OK I got my cpu AMD 960T at 3.6Ghz and 1.3V. Now about the ram. 

The 2GB stick is slower than the 4GB stick. Cpu-z shows 3 frequency's for the ram sticks. 

The 2GB 200Mhz , 266Mhz, 400Mhz
The 4GB 266Mhz, 333Mhz, 400Mhz

Bios ram frequency is set to auto makes the ram run at 333MHZ.
Force Ram to 400Mhz in bios and I get BOSD.

I am now looking to get a Patriot Memory Signature DDR2 4GB CL6 800MHz DIMM (PC2 6400) PSD24G8002 to match the 4GB I now have.
The stick is $60

To max FPS what would be better, matched ram or new video card?

Video card I have now is XFX AMD 6850HD @ 875MHZ GPU clock and 1120Mhz Memory clock.


----------



## greenbrucelee (Apr 24, 2007)

Patriot ram is crap and not good for overclocking.

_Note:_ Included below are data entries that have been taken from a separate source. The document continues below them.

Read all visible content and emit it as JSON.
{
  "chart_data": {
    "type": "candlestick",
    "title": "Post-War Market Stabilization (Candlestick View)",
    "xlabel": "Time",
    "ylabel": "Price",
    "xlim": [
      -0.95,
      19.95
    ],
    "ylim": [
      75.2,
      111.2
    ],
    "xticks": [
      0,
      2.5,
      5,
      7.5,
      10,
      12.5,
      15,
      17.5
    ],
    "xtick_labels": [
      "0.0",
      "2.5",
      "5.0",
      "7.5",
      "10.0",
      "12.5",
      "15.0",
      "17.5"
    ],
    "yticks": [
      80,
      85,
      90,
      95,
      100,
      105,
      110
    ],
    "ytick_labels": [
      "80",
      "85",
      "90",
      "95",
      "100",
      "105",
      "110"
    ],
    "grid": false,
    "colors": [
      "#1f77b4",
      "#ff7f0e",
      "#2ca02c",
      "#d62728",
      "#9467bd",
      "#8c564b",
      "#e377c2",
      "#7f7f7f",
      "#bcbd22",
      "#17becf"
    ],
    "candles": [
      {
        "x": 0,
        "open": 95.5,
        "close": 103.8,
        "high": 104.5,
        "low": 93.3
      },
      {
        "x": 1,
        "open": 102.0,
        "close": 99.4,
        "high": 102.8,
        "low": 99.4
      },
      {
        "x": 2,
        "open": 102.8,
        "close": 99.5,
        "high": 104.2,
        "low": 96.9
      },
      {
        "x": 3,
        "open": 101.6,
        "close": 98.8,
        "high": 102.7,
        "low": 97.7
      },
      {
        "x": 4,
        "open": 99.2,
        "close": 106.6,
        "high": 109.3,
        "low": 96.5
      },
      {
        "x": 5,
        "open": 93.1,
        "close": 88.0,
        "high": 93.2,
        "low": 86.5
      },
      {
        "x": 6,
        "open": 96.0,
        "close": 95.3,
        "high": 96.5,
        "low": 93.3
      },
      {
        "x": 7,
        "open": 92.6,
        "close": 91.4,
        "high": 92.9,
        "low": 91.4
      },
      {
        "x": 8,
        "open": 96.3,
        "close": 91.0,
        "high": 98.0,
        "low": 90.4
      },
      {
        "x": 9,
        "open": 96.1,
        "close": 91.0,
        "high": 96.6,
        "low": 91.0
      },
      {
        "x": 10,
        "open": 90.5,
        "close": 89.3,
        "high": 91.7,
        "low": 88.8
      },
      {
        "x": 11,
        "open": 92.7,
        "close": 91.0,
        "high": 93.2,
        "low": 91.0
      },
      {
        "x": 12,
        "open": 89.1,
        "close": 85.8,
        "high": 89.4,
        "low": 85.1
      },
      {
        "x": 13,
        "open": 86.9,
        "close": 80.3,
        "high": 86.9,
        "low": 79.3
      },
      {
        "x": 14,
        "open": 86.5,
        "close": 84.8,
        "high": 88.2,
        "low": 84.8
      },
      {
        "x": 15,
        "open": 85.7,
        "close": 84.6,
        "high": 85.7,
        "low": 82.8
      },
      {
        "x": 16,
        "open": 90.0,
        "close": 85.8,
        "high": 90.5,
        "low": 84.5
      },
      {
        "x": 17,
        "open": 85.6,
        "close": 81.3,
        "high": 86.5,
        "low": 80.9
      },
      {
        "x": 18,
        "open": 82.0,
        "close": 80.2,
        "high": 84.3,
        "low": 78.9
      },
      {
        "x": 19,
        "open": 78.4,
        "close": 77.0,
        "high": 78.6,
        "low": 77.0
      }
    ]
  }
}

Corsair and gskill are best.

You need a better graphics card for FPS. There are not many games that use more than 2GB RAM and No game will use more than 4GB.

FPS is also limited to how the game is made and what hardware it can use properly. For instance you might get an intensive game say Crysis for instance that will run at Ultra settings (which means you have a good system) whereas you might get a game like shogunn total war which will only run at high settings.

Some games run better on nivida and intel hardware whilst some games run better on AMD and ATI hardware.

Running two different speeds of ram can cause issues your ram should be the same make and speed and size. This can also cause issues with overclocking aswell as general performance.


----------



## pokemoncatdog (Dec 2, 2007)

Than you, I don't have money for Video card now. I think I going to get marching ram for now. Than upgrade PSU when I can.


----------



## Tyree (May 10, 2009)

A good quality PSU should always be top priority. All other components depend on it.


----------



## greenbrucelee (Apr 24, 2007)

The psu is the most important component, There's no point in buying a quality car if it doesn't have a quality engine if you get my drift.


----------



## T_Rex (Oct 21, 2012)

Its not just that everything is cramped, but your case cabling is a bit of a mess overall. I would invest in ...

#1) a top quality PSU

#2) a better case with a bottom mount/ space for PSU (like the Coolermaster Elite 430).

#3) a better HSF like Artic Cooling 64 Pro

And finally zip ties for your cabling. I would also looking into unlocking the extra two cores that many are able to do with the 960t , making it effectively a 6 core. That will give you better overall performance vs. overclocking.


----------